Summary I had 2 runs for both test cases, the test durations are pretty much consistent between runs and we can observe ~150% performance degradation between 2.3.4 and 2.3.5 releases.

IMPORTANT: The performance degradation does not seem to be specific to tunneled connection, the same trend can be observed in both cases.

patduin commented 6 years ago

Excellent work! Got one more questions in your WD configuration are all metastores reachable and responding or is one of them down?

rambrus commented 6 years ago

@bAndie91 can you please answer the question above?

I also checked the spark logs if they can contain any unusual error. I have seen this error many times in the logs starting from v2.3.3:

This might be also interesting.

patduin commented 6 years ago

I think I know what is going on. A change I made related to #73 . Does an extra call to verify the connection is open.

patduin commented 6 years ago

Can I ask you to try and build/run this branch: https://github.com/HotelsDotCom/waggle-dance/tree/issue-115 I suspect the changed line is what is causing the issue or at least I want to rule this out. I'll also make an internal ticket for us to setup performance tests as we should be catching these issues. Apologies for that.

rambrus commented 6 years ago

@patduin Sure, will check that branch and get back to you with the results.

bAndie91 commented 6 years ago

@patduin all the metastore connections are AVAILABLE during the tests run.

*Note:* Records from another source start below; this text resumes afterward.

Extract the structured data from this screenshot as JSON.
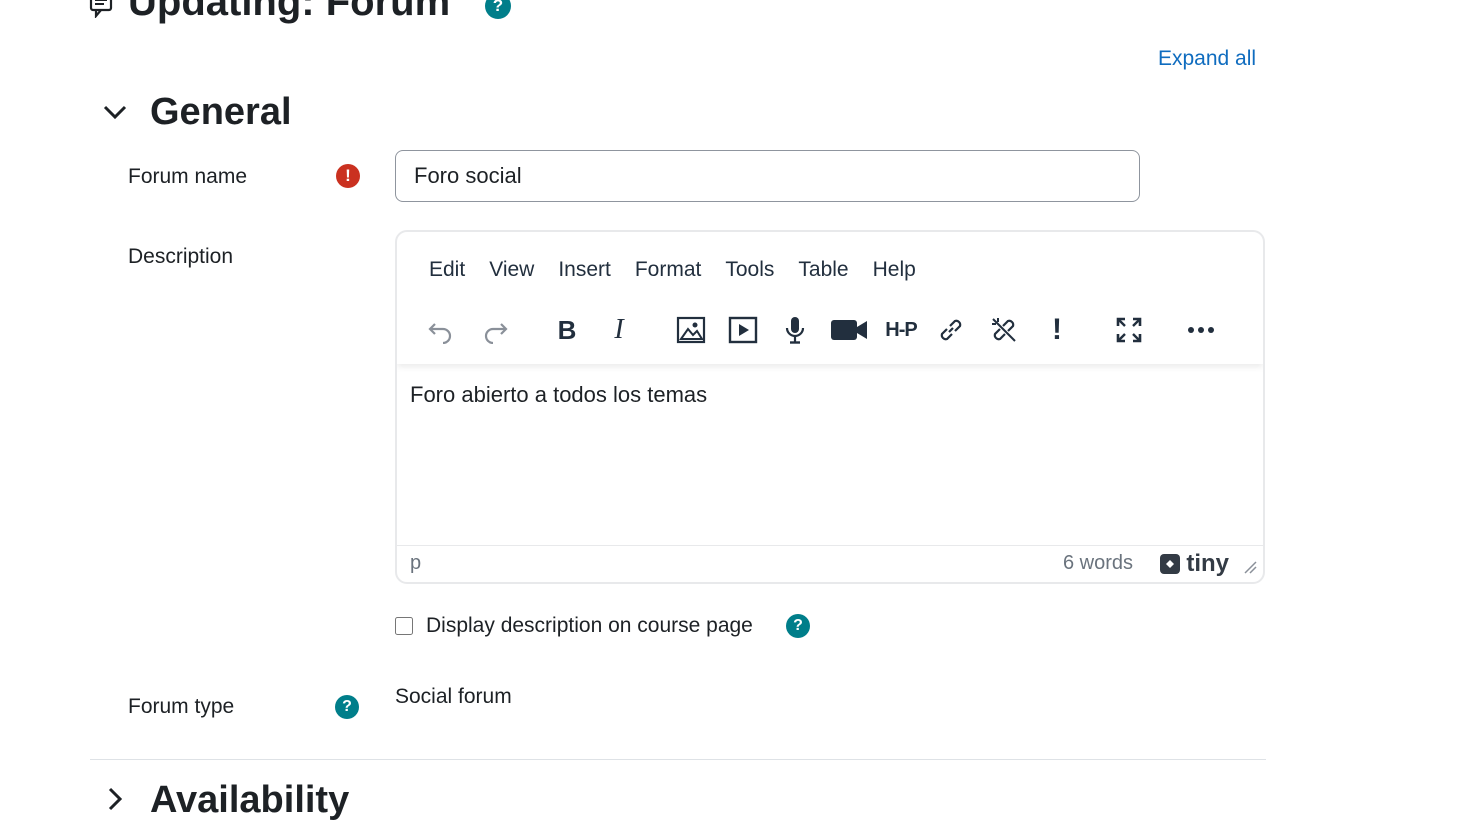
{
  "page": {
    "title": "Updating: Forum",
    "help_symbol": "?",
    "expand_all": "Expand all"
  },
  "general": {
    "heading": "General",
    "forum_name": {
      "label": "Forum name",
      "required_symbol": "!",
      "value": "Foro social"
    },
    "description": {
      "label": "Description",
      "menu": [
        "Edit",
        "View",
        "Insert",
        "Format",
        "Tools",
        "Table",
        "Help"
      ],
      "toolbar_icons": [
        "undo-icon",
        "redo-icon",
        "bold-icon",
        "italic-icon",
        "image-icon",
        "media-icon",
        "record-audio-icon",
        "record-video-icon",
        "h5p-icon",
        "link-icon",
        "unlink-icon",
        "accessibility-checker-icon",
        "fullscreen-icon",
        "more-icon"
      ],
      "bold_glyph": "B",
      "italic_glyph": "I",
      "h5p_glyph": "H-P",
      "exclamation_glyph": "!",
      "content": "Foro abierto a todos los temas",
      "status_path": "p",
      "word_count": "6 words",
      "brand": "tiny"
    },
    "display_description": {
      "label": "Display description on course page",
      "checked": false,
      "help_symbol": "?"
    },
    "forum_type": {
      "label": "Forum type",
      "help_symbol": "?",
      "value": "Social forum"
    }
  },
  "availability": {
    "heading": "Availability"
  },
  "colors": {
    "link": "#0f6cbf",
    "help": "#007e8a",
    "required": "#ca3120",
    "text": "#1d2125"
  }
}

rambrus commented 6 years ago

@bAndie91 , @patduin

Re-run the test cases on the version built from issue-115 branch and added the results to the charts.

Test Case 1 - listTables on non-tunneled connection

Test Case 2 - listTables on tunneled connection

I can confirm that the fix resolves the performance degradation issue.

Also the RetryingMetaStoreClient:184 - MetaStoreClient lost connection. Attempting to reconnect. warning disappeared from the logs.

patduin commented 6 years ago

ok thanks really helpful! We'll need to find some other way to fix #73 without introducing the performance hit. Not sure yet how but at least we know what is going on :)

rambrus commented 6 years ago

cheers, let us know when the fix is available, we are happy to take a quick look at the performance.

patduin commented 6 years ago

Will do and thanks!

patduin commented 6 years ago

@rambrus I've updated the branch, I've managed to avoid the issue for normal connections but you'll see the degradation in tunneled connections still. I haven't found a way to work around this without sacrificing functionality. Would be great if you could test this. We could at least release this and if the performance is a big issue focus on that in some future PR.

rambrus commented 6 years ago

@patduin sure, will take a look and get back to you with results.

rambrus commented 6 years ago

@patduin : executed the tests on 4791baf and added the result to the chart.

I can see some performance degradation in both cases, but it's not so critical than in v2.3.5.

patduin commented 6 years ago

yeah I can't really account for that. We merged the PR with the changes and try to make a release this week.

patduin commented 6 years ago

This is adressed in 2.4.2 release, if the performance is still an issue please reopen or open a new ticket, closing this.